Found today while looking up something else: an absolutely fascinating (and long!) list of currently active autonomist and secessionist movements, including some here in the US.
Sure, because of the recent news coverage related to Sarah Palin, you might have become aware of the Alaskan Independence Party... but this was the first I'd heard of the proposal for the Free State of Tri-Insula (the three islands being Manhattan, Staten Island and Long Island...)
New York magazine picked the idea up and ran with it (tongues planted firmly in cheek) in 2004:
The Independent Republic of New York (New York magazine, August 2, 2004)
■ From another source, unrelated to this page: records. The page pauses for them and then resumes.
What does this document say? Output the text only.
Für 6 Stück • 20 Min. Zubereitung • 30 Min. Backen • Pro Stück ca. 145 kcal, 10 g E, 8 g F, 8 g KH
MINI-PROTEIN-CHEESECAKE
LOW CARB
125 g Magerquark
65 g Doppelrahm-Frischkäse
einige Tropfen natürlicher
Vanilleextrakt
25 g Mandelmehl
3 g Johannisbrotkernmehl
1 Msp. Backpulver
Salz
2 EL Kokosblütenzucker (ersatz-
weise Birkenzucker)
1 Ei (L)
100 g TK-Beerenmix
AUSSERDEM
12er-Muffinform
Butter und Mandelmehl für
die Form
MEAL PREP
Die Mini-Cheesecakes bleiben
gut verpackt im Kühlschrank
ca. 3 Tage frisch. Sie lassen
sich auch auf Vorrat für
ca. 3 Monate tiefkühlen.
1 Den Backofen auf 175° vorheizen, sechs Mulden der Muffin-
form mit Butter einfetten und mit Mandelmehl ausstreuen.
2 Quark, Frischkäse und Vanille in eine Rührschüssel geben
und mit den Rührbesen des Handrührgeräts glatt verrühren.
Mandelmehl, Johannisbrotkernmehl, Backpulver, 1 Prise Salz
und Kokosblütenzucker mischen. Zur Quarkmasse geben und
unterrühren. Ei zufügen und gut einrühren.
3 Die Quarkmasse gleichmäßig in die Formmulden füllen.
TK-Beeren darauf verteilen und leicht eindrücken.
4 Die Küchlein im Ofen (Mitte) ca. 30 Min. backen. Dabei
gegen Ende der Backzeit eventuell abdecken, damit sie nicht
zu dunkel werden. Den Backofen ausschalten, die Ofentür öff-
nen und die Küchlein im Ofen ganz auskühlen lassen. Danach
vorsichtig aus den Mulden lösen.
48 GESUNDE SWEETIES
Consider: If New York were its own country, its army, the New York City Police Department, would be the twentieth-best-funded army in the world, just behind Greece and just ahead of North Korea. Its GDP, $413.9 billion, would be the seventeenth largest, just behind the Russian Federation and just ahead of Switzerland. With more than 8 million residents, it would be more populous than Ireland, Switzerland, or New Zealand; roughly half the countries in the Middle East (including Israel); most of the former republics of the Soviet Union; and all the Scandinavian countries besides Sweden.
New York is already an island off the coast of the United States. And its mayors already act like heads of state. When terrorists first tried to blow up the World Trade Center in 1993, David Dinkins was in Osaka. When Rudolph Giuliani was in Gracie Mansion, he entertained Tony Blair and threw Yasser Arafat out of Avery Fisher Hall. “Every time a leader came to City Hall,” says Jerome Hauer, the former director of the Office of Emergency Management, “people at the State Department started taking Maalox.”
The idea of secession has been suggested before, and it has always been dismissed as patently inane. (So now we need passports to go to the Hamptons? How would we get our water, our electricity, our Social Security? Are we supposed to form a navy?) What is interesting, though, is how persistent the fantasy of secession remains in the New York imagination—how intuitively logical it seems, how tantalizing and how real, and how quickly everyone grasps the concept. “It’s impossible, but it’s not crazy to think about,” says Leslie H. Gelb, the former president of the Council on Foreign Relations, “especially given that the city is chronically shortchanged by Washington and Albany and yet still retains financial strength and the great creativity of its citizens.”
After contemptuously dismissing the idea, even the crustiest, crankiest city officials will say that, yes, the Democratic Republic of New York is a very interesting place to contemplate. How fabulous our national anthem would be. How cool our currency, the york, would look. Vera Wang could design our flags, Groucho Marx would be on our stamps; we’d all agree not to have a national bird (sorry, pigeon). Bill Clinton could be president again—assuming, after eight years of presiding over the Free World, he has the patience to worry about potholes—though Ed Koch jokes he’d volunteer for the job, adding he’d name an international airport after himself and call it EIK.